PAGE.64「自由な日々(その2)」

 ラチェットはついに意識を失った。

 必死に抵抗したのだろう。顔は萎れやつれ切り、顔面にはペンキのように塗りたくられた血が痛々しくこびり付いている。


 呼吸はしているが一刻を争う状況だ。

 アタリスが出血の応急処置などをしてくれている。あとは体に障らない様に慎重に運び出せれば問題はなさそうだ。


「……小僧は無事だ。あの少年もな」

 同時にハミングへと視線を向ける。

 洗脳人形となってしまったこの少年に指示を送る本人はラチェットの抵抗によって気を失っている。彼が目覚めない限りは今までのような殺戮を行う事もない。


 一時の自由を手に入れたおかげか、ハミングは安らぎの寝息を吐いている。


 ひとまず、二人とも無事のようだ。

 その事実に対し、スカルは深く息を吐く。状況からして死んだのではないかと本気で思ったが故に腰を抜かしそうになった。


「……本当によく頑張ったな、ラチェット」

 ラチェットの頑張りによって手に入れた人形計画の資料と思われる書類。

 気を失ったラチェットの肩を優しく摩る。
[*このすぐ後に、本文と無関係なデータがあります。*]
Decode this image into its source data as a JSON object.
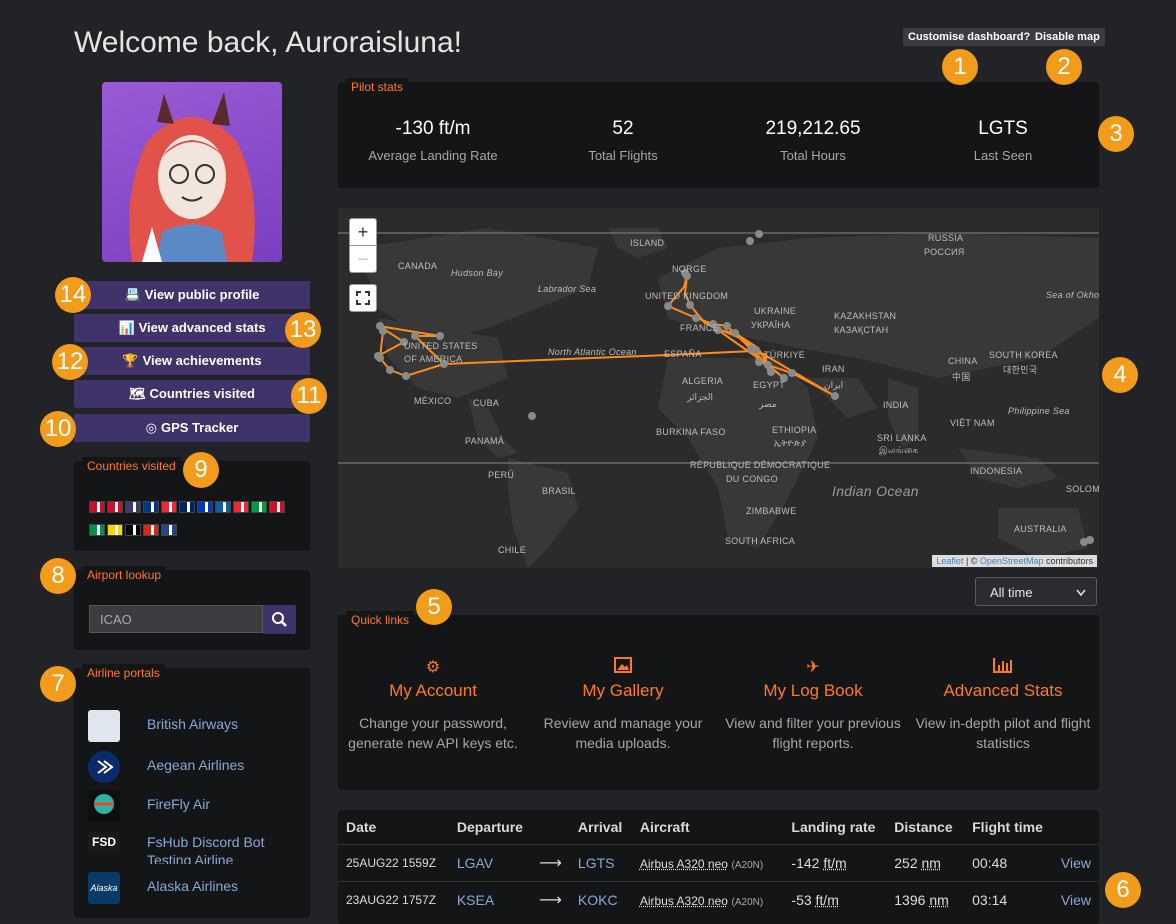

早く安全な場所に引き連れるためにと、スカルはラチェットの体を手早く背負った。


「さてと、あとはそのハミングっていう奴と外にいる女の子だが……」

 極力はここに戻りたくはない。

 どうしたものかとスカルが考え込んでいる時の事だった。


「……」

 コーテナはフラつくように立ち上がる。


 一歩。また一歩。

 コーテナは麻酔銃を撃たれたことで気持ちよさそうにアクビをかいて眠っている小太り村長の元へと近づいていく。


「コーテナ?」

 怪しい雰囲気にスカルは声を出す。


 その嫌な予感。的中することになった。


「……許さない」

 コーテナはナイフを取り出した。

 その手は強く震えている。その手の震えは恐怖によるものなんかじゃない……胸の内から飛び跳ねるようにこみ上げる怒りによるものだ。


「よくもラチェットを……よくも皆を……!!」

 執拗以上に痛めつけられたラチェット。

 そして、商売という名目で反吐の出るような扱いを受け続けたハミングにもう一人の半魔族の少女。


 二度と見たくはないと思っていた村長の顔。

 その寝顔を前に、コーテナは抑えようのない怒りに苛まれている。


「ボクは、ボクはこいつを……ッ!」

 ナイフが村長の顔へと向けられる。


「おい待て、コーテナ! いったん落ち着いて、」

「覚悟ッ!!!」


 コーテナの叫び声が響いた。

 ナイフが貫かれる鈍い音。耳に優しくない生々しい音がこだました。




・・・・・・・・・・・・・・・・・・・・・・



 ラチェットはかつての夢を再び見ていた。

 親に痛めつけられ、皆には見捨てられ……



 死ぬのも怖く、ならばせめて普通の生活くらいはと必死に足掻いて賭けに出て……必要最低限の生活くらいは過ごしてきた自分自身の人生を。


 ___本当に、何もない男だ。

 自分自身の事なのにラチェットは体育座りでその映像を眺めている。


 ラチェットは思う。

 自分には夢も快楽も……生きている心地すらも感じない。



 アタリスが口にしていた。

『何もない人生。彩のない人生など死んでいるのと変わらない。』と。



 まさしくその通りだ。

 生きてきた世界はずっとグレーか真っ黒で彩りなんて一つも感じられない。躍動感も興奮すらも感じることのない日々だった。


 ……あの男と自分は一緒だと彼は口にしたが、あの男はまだ野望と快楽を覚えていた。形はどうであれ、その人生に彩りはあったのかもしれない。


 しかし、自身はどうだとラチェットは深く座り込む。


 働いて貰った安月給。その安月給で借りているオンボロアパートの個室に、月払いで購入した携帯電話に暇つぶし用の古本コミックなど。


 どれも大して、悦び一つすら感じられなかった。

 欲しかったから買ったのではない。それを購入したいという目標があって頑張っていたわけでもない。ただ、生きるために必要なものだからと足掻いて購入しただけ。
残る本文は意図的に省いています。